Presence of store-operated Ca2+ entry in C57BL/6J mouse ventricular myocytes and its suppression by sevoflurane

Abstract

Store-operated Ca(2+) entry (SOCE) has been implicated in various pathological conditions of the heart including ischaemia/reperfusion and ventricular hypertrophy. This study investigated the effects of sevoflurane on SOCE. Fluorescence imaging was performed on fluo-3- and mag-fluo-4-loaded mouse ventricular myocytes to measure the cytosolic and intraluminal sarcoplasmic reticulum (SR) Ca(2+) levels, respectively, using a confocal laser scanning microscope.
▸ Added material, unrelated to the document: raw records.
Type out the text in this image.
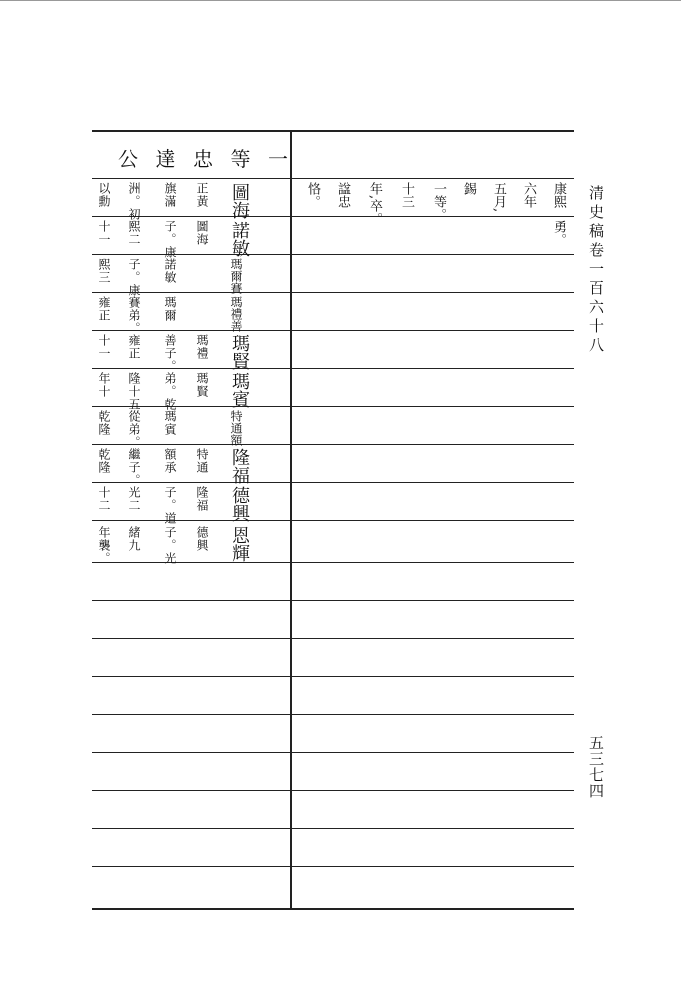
公 達 忠 等 一
圖海
正黃
旗滿
洲。初
以勳
諾敏
圖海
子。康
熙二
十一
瑪爾賽
諾敏
子。康
熙三
瑪禮善
瑪爾
賽弟。
雍正
瑪賢
瑪禮
善子。
雍正
十一
瑪賓
瑪賢
弟。乾
隆十五
年十
特通額
瑪賓
從弟。
乾隆
隆福
特通
額承
繼子。
乾隆
德興
隆福
子。道
光二
十二
恩輝
德興
子。光
緒九
年襲。
康熙
六年
五月,
錫
一等。
十三
年,卒。
諡忠
恪。
勇。 清史稿卷一百六十八
五三七四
Whole-cell membrane currents were recorded using the patch-clamp technique. Ventricular myocytes were exposed to thapsigargin and angiotensin II to deplete SR Ca(2+) stores and thereby activate SOCE. The combined application of thapsigargin and angiotensin II to the Ca(2+)-free medium evoked a significant decrease in the SR Ca(2+) levels, which was followed by the elevation of cytosolic Ca(2+) and the development of cellular hypercontracture upon subsequent addition of extracellular Ca(2+). This cytosolic Ca(2+) elevation was inhibited by 2-aminoethoxydiphenyl borate but not by verapamil and KB-R7943, which indicates that SOCE was present in mouse ventricular myocytes. Sevoflurane concentration-dependently inhibited the SOCE-mediated Ca(2+) overload (IC(50) of 137 μM, which corresponds to 0.96%) with a significant reduction occurring at concentrations of ≥2%. Patch-clamp experiments revealed that the SOCE current was also concentration-dependently blocked by sevoflurane (IC(50) of 144 μM, which corresponds to 1.0%). Sevoflurane at concentrations of ≥2% significantly inhibits the SOCE activity and prevents the resultant cellular Ca(2+) overload that leads to hypercontracture in ventricular myocytes. This inhibitory action may be involved in the cardioprotective effect of sevoflurane against Ca(2+) overload-mediated injury.